Felipe Meneguitti Dias1, Thiago Costa2, Diego Cardona Cardenas2, Marcelo Toledo1, Jose Eduardo Krieger3, Marco Gutierrez3
1Instituto do Coração, Hospital das Clínicas HCFMUSP, Faculdade de Medicina, Universidade de São Paulo, 2Heart Institute, Clinics Hospital, University of São Paulo Medical School, 3Heart Institute University of Sao Paulo


Blood pressure (BP) monitoring is a basic procedure for physiological measurement of the cardiovascular system, especially because high BP, although preventable, is a major risk for stroke, heart failure, myocardial infarction, and other serious conditions. Although lifestyle changes can reduce high BP, about half of individuals are not even aware that their BP is persistently high. Clinical guidelines advise that the sphygmomanometer should be the standard device for measuring BP and that only trained healthcare professionals should perform this assessment. But these requirements have important drawbacks: cuff-based devices make continuous monitoring unfeasible, can cause discomfort or pain, and ambulatory measurements can be influenced by the white coat effect.
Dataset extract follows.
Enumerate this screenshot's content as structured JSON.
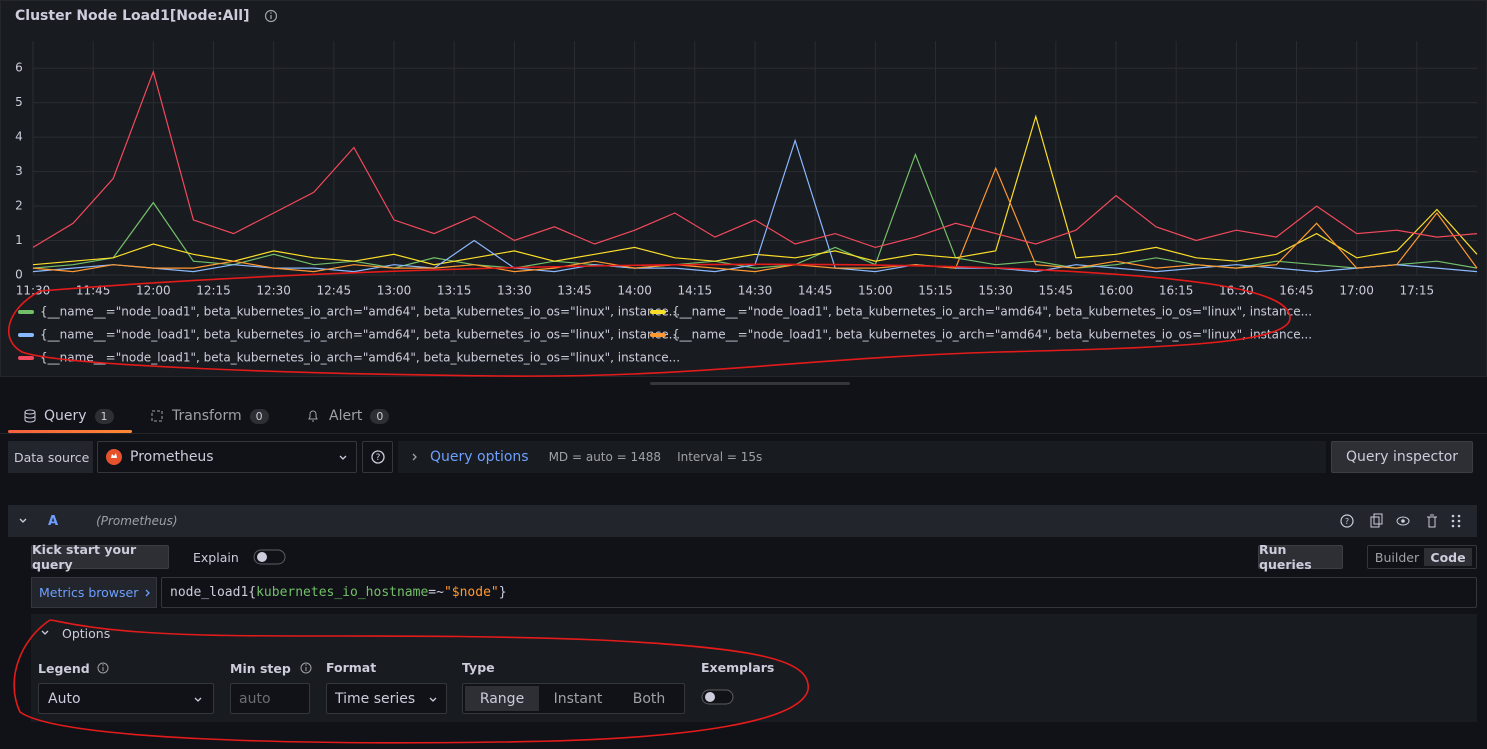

The photoplethysmography (PPG) has been a promising technology developed to allow non-invasive, continuous and regular measurement of BP, enabling monitoring in the early stages of high BP condition. In this work, we propose a regression model based on the Category Boosting algorithm (CatBoost) to correlate 133 morphological features from the PPG signal with the corresponding diastolic and systolic BP, acquired simultaneously. 87,273 time series (8s window) of PPG and BP signals from MIMIC-II dataset were randomly distributed into training and test sets. A 10-fold cross validation was adopted and CatBoost applied for regression. The model prediction metrics were evaluated by Mean Error Difference (MED) and Pearson’s Correlation Coefficient (R-value), expressed as mean[standard deviation], which resulted for diastolic BP: MED 0.022[4.006] mmHg with R-value 0.891[0.004]; and for systolic BP: MED 0.012[7.869] mmHg with R-value 0.917[0.002]. According to ANSI/AAMI/ISO 81060-2:2013 Failure Criterion 1, the MED mean and standard deviation must be less than 5 mmHg and 8 mmHg, respectively, for both diastolic and systolic BP. Our results meet this criterion, are comparable to the state of the art found in the literature, and indicate that PPG-based BP methods are indeed promising.